Extensive research was carried out to create a dedicated algorithm for the automatic monitoring of grid defects, such as the tilt of electric poles and insulators, from drone aerial images. Initially, a preliminary study in deep learning for the health monitoring of the selected electric grid components was conducted. The objective of this study was to review the existing literature regarding fault detection and the damage identification of components of the electricity transmission network using drone photography and trained convolutional neural networks. In addition, a second study on the automatic monitoring of the tilt of electric poles and insulators was also carried out. This work aimed to examine the feasibility of the automatic detection of tilt in electric poles based on UAV imagery. This was demonstrated and validated by images provided by the HEDNO. Finally, the dedicated algorithm was created after confirming the previous findings on the drone photos obtained. For this purpose, a pre-defined flight protocol for the health monitoring of the electric grid was followed. Overall, the detection algorithm demonstrated over 90% accuracy in calculating pole and insulator tilts.

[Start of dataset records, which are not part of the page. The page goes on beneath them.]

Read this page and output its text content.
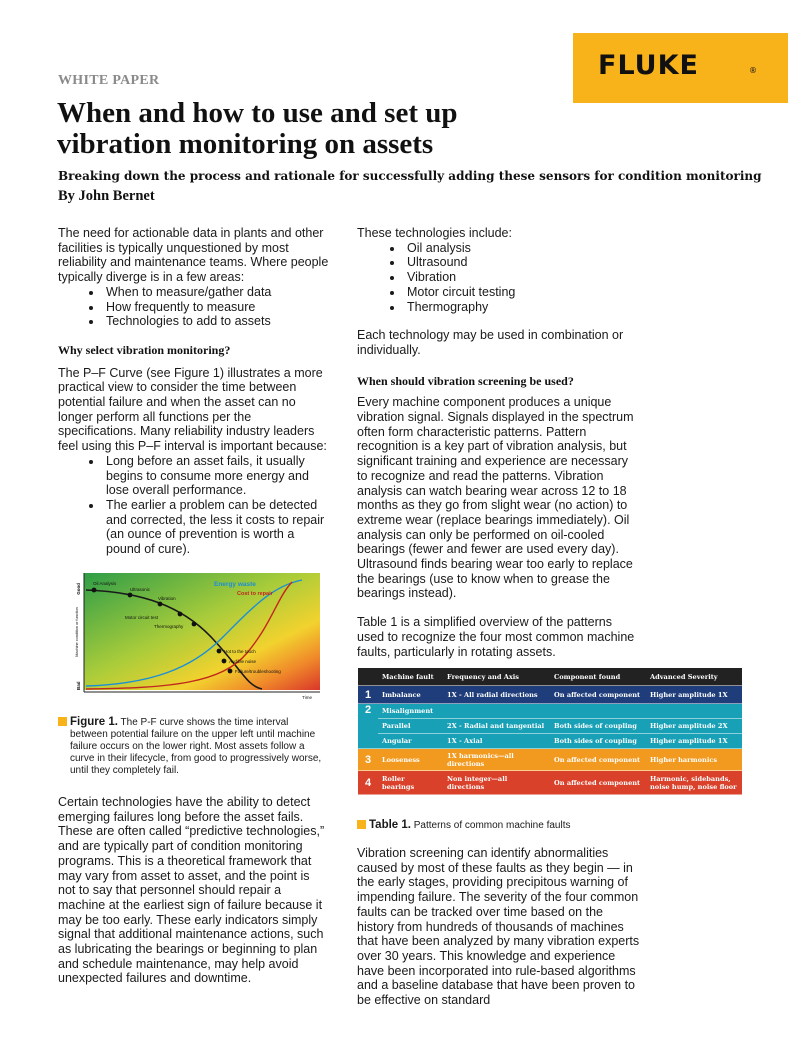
FLUKE	®
WHITE PAPER
When and how to use and set up vibration monitoring on assets
Breaking down the process and rationale for successfully adding these sensors for condition monitoring
By John Bernet

The need for actionable data in plants and other facilities is typically unquestioned by most reliability and maintenance teams. Where people typically diverge is in a few areas:

• When to measure/gather data
• How frequently to measure
• Technologies to add to assets
Why select vibration monitoring?

The P–F Curve (see Figure 1) illustrates a more practical view to consider the time between potential failure and when the asset can no longer perform all functions per the specifications. Many reliability industry leaders feel using this P–F interval is important because:

• Long before an asset fails, it usually begins to consume more energy and lose overall performance.
• The earlier a problem can be detected and corrected, the less it costs to repair (an ounce of prevention is worth a pound of cure).
Oil Analysis
Ultrasonic
Vibration
Motor circuit test
Thermography
Hot to the touch
Audible noise
Failure/troubleshooting
Time
Good
Bad
Machine condition or function
Energy waste
Cost to repair
Figure 1. The P-F curve shows the time interval
between potential failure on the upper left until machine failure occurs on the lower right. Most assets follow a curve in their lifecycle, from good to progressively worse, until they completely fail.
Certain technologies have the ability to detect emerging failures long before the asset fails. These are often called “predictive technologies,” and are typically part of condition monitoring programs. This is a theoretical framework that may vary from asset to asset, and the point is not to say that personnel should repair a machine at the earliest sign of failure because it may be too early. These early indicators simply signal that additional maintenance actions, such as lubricating the bearings or beginning to plan and schedule maintenance, may help avoid unexpected failures and downtime.

These technologies include:

• Oil analysis
• Ultrasound
• Vibration
• Motor circuit testing
• Thermography

Each technology may be used in combination or individually.

When should vibration screening be used?

Every machine component produces a unique vibration signal. Signals displayed in the spectrum often form characteristic patterns. Pattern recognition is a key part of vibration analysis, but significant training and experience are necessary to recognize and read the patterns. Vibration analysis can watch bearing wear across 12 to 18 months as they go from slight wear (no action) to extreme wear (replace bearings immediately). Oil analysis can only be performed on oil-cooled bearings (fewer and fewer are used every day). Ultrasound finds bearing wear too early to replace the bearings (use to know when to grease the bearings instead).

Table 1 is a simplified overview of the patterns used to recognize the four most common machine faults, particularly in rotating assets.

	Machine fault	Frequency and Axis	Component found	Advanced Severity
1	Imbalance	1X - All radial directions	On affected component	Higher amplitude 1X
2	Misalignment			
	Parallel	2X - Radial and tangential	Both sides of coupling	Higher amplitude 2X
	Angular	1X - Axial	Both sides of coupling	Higher amplitude 1X
3	Looseness	1X harmonics—all directions	On affected component	Higher harmonics
4	Roller bearings	Non integer—all directions	On affected component	Harmonic, sidebands, noise hump, noise floor
Table 1. Patterns of common machine faults
Vibration screening can identify abnormalities caused by most of these faults as they begin — in the early stages, providing precipitous warning of impending failure. The severity of the four common faults can be tracked over time based on the history from hundreds of thousands of machines that have been analyzed by many vibration experts over 30 years. This knowledge and experience have been incorporated into rule-based algorithms and a baseline database that have been proven to be effective on standard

Innovative approaches and specific experimental processes are essential for automatically inspecting power transmission networks. The proposed approach, which lies in the combination of state-of-the-art automated drone-based inspections with a machine learning algorithm for fault detection, compared to traditional manual inspections, reduces the inspection efficiency by five times. Key metrics such as the inspection time, fault detection accuracy, and cost efficiency were examined, and 25–45% reductions in all of the above steps were achieved. The results reveal that drones significantly reduce the inspection time and enhance the detection of faults in the electric grid that are often missed during manual inspections. The method, which follows ALTITUDE, capitalizes on integrating sophisticated technologies into standard inspection protocols, enhancing the accuracy of the inspection and the reliability and safety of power transmission networks.

The proposed work has future directions, and the inspection of power networks after natural disasters can be investigated further. In cases of fires or flooding phenomena, the UAV inspections of power networks can accelerate the restoration of the grid to secure its optimal operation, eventually benefiting the end-users.

In conclusion, the work described in the current paper is highly replicable. It can be implemented by regulatory bodies and all potential stakeholders to monitor small- and large-scale power networks worldwide. The developed system is competitive in efficiency and cost compared to all conventional techniques currently utilized for inspecting electrical grids.